Suddenly, calm descends on me as I turn to comfort him. In a way, this has been harder for Lucian to handle than me. He feels frustrated, helpless, and angry. I wonder again if it's even wise for him to accompany me today. Will he be able to stop himself from beating my stepfather to a pulp? He has told me that his lawyer advised him to keep it under control or he'd be removed from the courtroom. I know he'll try for my sake.

Since he walked back into my life after disappearing for days, things have been different between us...better. I have spent every night at his apartment. He continues to push my boundaries both in and out of bed, and I love it. To my knowledge, he hasn't had any more nightmares. He hasn't said anything, but I have seen him taking medication before bed the last few nights. He is sleeping deeper and looks groggy in the mornings. I know he is afraid of hurting me again, but I wish the medication wasn't necessary. Maybe, after this is all over, we should both check into therapy. If Lucian won't talk to me, possibly he will open up to someone else. I just hope that being involved with someone dealing with their own demons isn't pushing him to a place he can't handle.

I reach up to cup his cheek in my palm, rubbing the smooth skin there. He has become such a big part of my life that I can't imagine what I'll do when he's gone. I can't think about that now, though; I have to survive today before I can dwell on tomorrow. "I'm fine, Luc. He can't hurt me anymore. I'm glad you're going to be there; you make everything better."

He turns his head, kissing my palm. "I've got you, baby. We'll get this behind us today, then I'll bring you home and make love to you all night. Fucking bury that shit behind us where it belongs."

"Oh, Luc." A vice squeezes my heart at his words. I have no defense against him when he gives me sweet.
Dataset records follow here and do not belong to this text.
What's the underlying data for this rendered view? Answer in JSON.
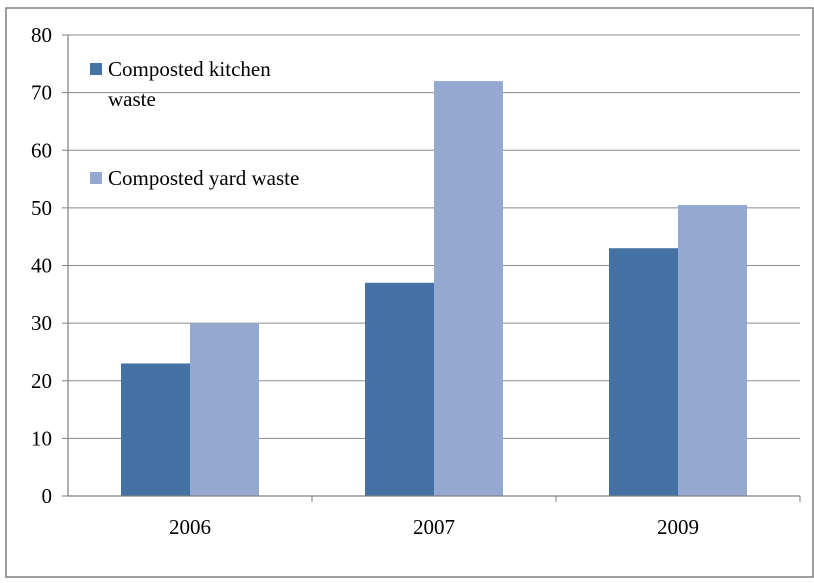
{
  "page": {
    "cropped_heading": ""
  },
  "chart_data": {
    "type": "bar",
    "categories": [
      "2006",
      "2007",
      "2009"
    ],
    "series": [
      {
        "name": "Composted kitchen waste",
        "values": [
          23,
          37,
          43
        ],
        "color": "#4472a4"
      },
      {
        "name": "Composted yard waste",
        "values": [
          30,
          72,
          50.5
        ],
        "color": "#95a9d0"
      }
    ],
    "legend_lines": [
      [
        "Composted kitchen",
        "waste"
      ],
      [
        "Composted yard waste"
      ]
    ],
    "yticks": [
      "0",
      "10",
      "20",
      "30",
      "40",
      "50",
      "60",
      "70",
      "80"
    ],
    "ylim": [
      0,
      80
    ],
    "title": "",
    "xlabel": "",
    "ylabel": "",
    "grid": true,
    "legend_position": "top-left",
    "colors": {
      "grid": "#8c8c8c",
      "axis": "#7f7f7f",
      "frame": "#7f7f7f",
      "text": "#000000"
    }
  }
}
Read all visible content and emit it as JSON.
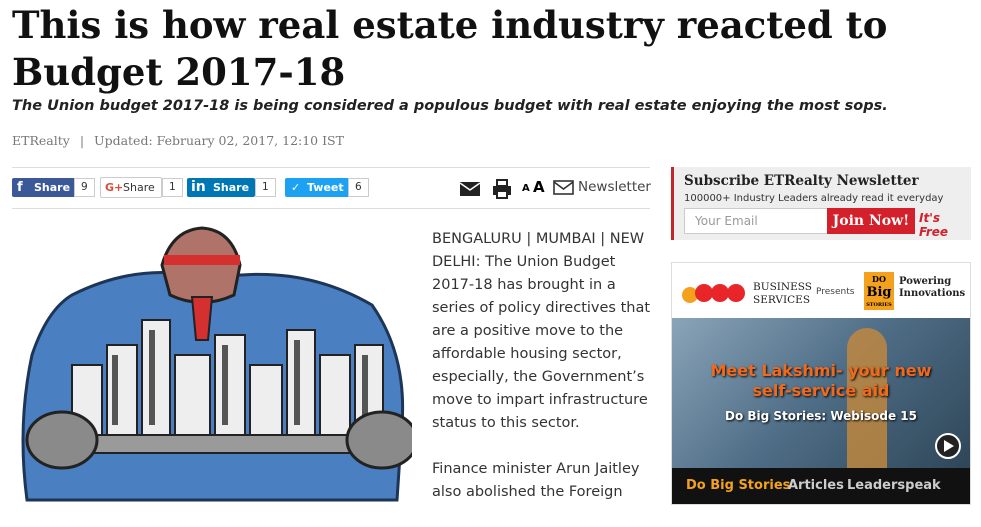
{
  "article": {
    "title": "This is how real estate industry reacted to Budget 2017-18",
    "subtitle": "The Union budget 2017-18 is being considered a populous budget with real estate enjoying the most sops.",
    "source": "ETRealty",
    "updated": "Updated: February 02, 2017, 12:10 IST",
    "share": [
      {
        "label": "Share",
        "count": "9"
      },
      {
        "label": "Share",
        "count": "1"
      },
      {
        "label": "Share",
        "count": "1"
      },
      {
        "label": "Tweet",
        "count": "6"
      }
    ],
    "font_small": "A",
    "font_large": "A",
    "newsletter_link": "Newsletter",
    "paragraphs": [
      "BENGALURU | MUMBAI | NEW DELHI: The Union Budget 2017-18 has brought in a series of policy directives that are a positive move to the affordable housing sector, especially, the Government’s move to impart infrastructure status to this sector.",
      "Finance minister Arun Jaitley also abolished the Foreign"
    ]
  },
  "sidebar": {
    "newsletter": {
      "title": "Subscribe ETRealty Newsletter",
      "subtitle": "100000+ Industry Leaders already read it everyday",
      "placeholder": "Your Email",
      "button": "Join Now!",
      "tag": "It's Free"
    },
    "ad": {
      "sponsor_line1": "BUSINESS",
      "sponsor_line2": "SERVICES",
      "presents": "Presents",
      "brand_top": "DO",
      "brand_main": "Big",
      "brand_bottom": "STORIES",
      "tagline_line1": "Powering",
      "tagline_line2": "Innovations",
      "headline_line1": "Meet Lakshmi- your new",
      "headline_line2": "self-service aid",
      "episode": "Do Big Stories: Webisode 15",
      "tabs": [
        "Do Big Stories",
        "Articles",
        "Leaderspeak"
      ]
    }
  }
}
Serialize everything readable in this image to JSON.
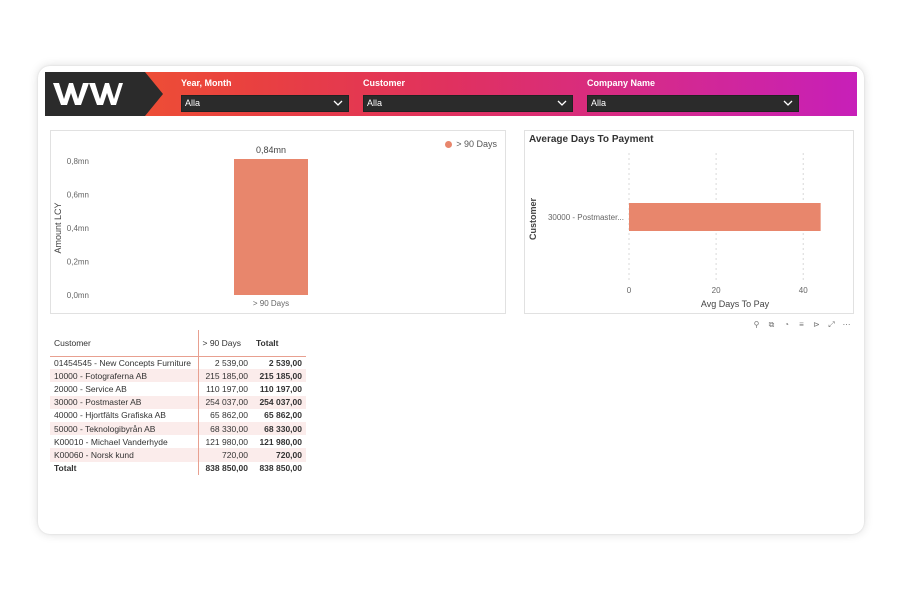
{
  "colors": {
    "accent": "#e8866c",
    "header_start": "#f25a2d",
    "header_end": "#c71fb9",
    "dark": "#2b2b2b"
  },
  "slicers": [
    {
      "title": "Year, Month",
      "value": "Alla"
    },
    {
      "title": "Customer",
      "value": "Alla"
    },
    {
      "title": "Company Name",
      "value": "Alla"
    }
  ],
  "chart_data": [
    {
      "type": "bar",
      "categories": [
        "> 90 Days"
      ],
      "values": [
        0.84
      ],
      "data_labels": [
        "0,84mn"
      ],
      "ylabel": "Amount LCY",
      "xlabel": "",
      "ylim": [
        0,
        0.8
      ],
      "yticks": [
        "0,0mn",
        "0,2mn",
        "0,4mn",
        "0,6mn",
        "0,8mn"
      ],
      "legend": [
        "> 90 Days"
      ],
      "legend_position": "top-right",
      "color": "#e8866c"
    },
    {
      "type": "bar",
      "orientation": "horizontal",
      "title": "Average Days To Payment",
      "categories": [
        "30000 - Postmaster..."
      ],
      "values": [
        44
      ],
      "xlabel": "Avg Days To Pay",
      "ylabel": "Customer",
      "xlim": [
        0,
        45
      ],
      "xticks": [
        "0",
        "20",
        "40"
      ],
      "color": "#e8866c"
    }
  ],
  "toolbar_icons": [
    "pin-icon",
    "copy-icon",
    "bell-icon",
    "filter-icon",
    "focus-mode-icon",
    "expand-icon",
    "more-options-icon"
  ],
  "table": {
    "headers": [
      "Customer",
      "> 90 Days",
      "Totalt"
    ],
    "rows": [
      [
        "01454545 - New Concepts Furniture",
        "2 539,00",
        "2 539,00"
      ],
      [
        "10000 - Fotograferna AB",
        "215 185,00",
        "215 185,00"
      ],
      [
        "20000 - Service AB",
        "110 197,00",
        "110 197,00"
      ],
      [
        "30000 - Postmaster AB",
        "254 037,00",
        "254 037,00"
      ],
      [
        "40000 - Hjortfälts Grafiska AB",
        "65 862,00",
        "65 862,00"
      ],
      [
        "50000 - Teknologibyrån AB",
        "68 330,00",
        "68 330,00"
      ],
      [
        "K00010 - Michael Vanderhyde",
        "121 980,00",
        "121 980,00"
      ],
      [
        "K00060 - Norsk kund",
        "720,00",
        "720,00"
      ]
    ],
    "total": [
      "Totalt",
      "838 850,00",
      "838 850,00"
    ]
  }
}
He's possessive, dominant, and protective toward me, but sometimes so gentle and sweet it brings me to tears. In moments like this, I feel he would battle the world to take care of me. It makes the girl who no one ever wanted feel like the woman who has it all. Words of love rise to my lips, threatening to choke me, but I hold them back. It's too soon, and I know instinctively he's not ready to hear them. I'm so afraid they'll slip out in a vulnerable moment, and it will be the catalyst that causes him to leave me.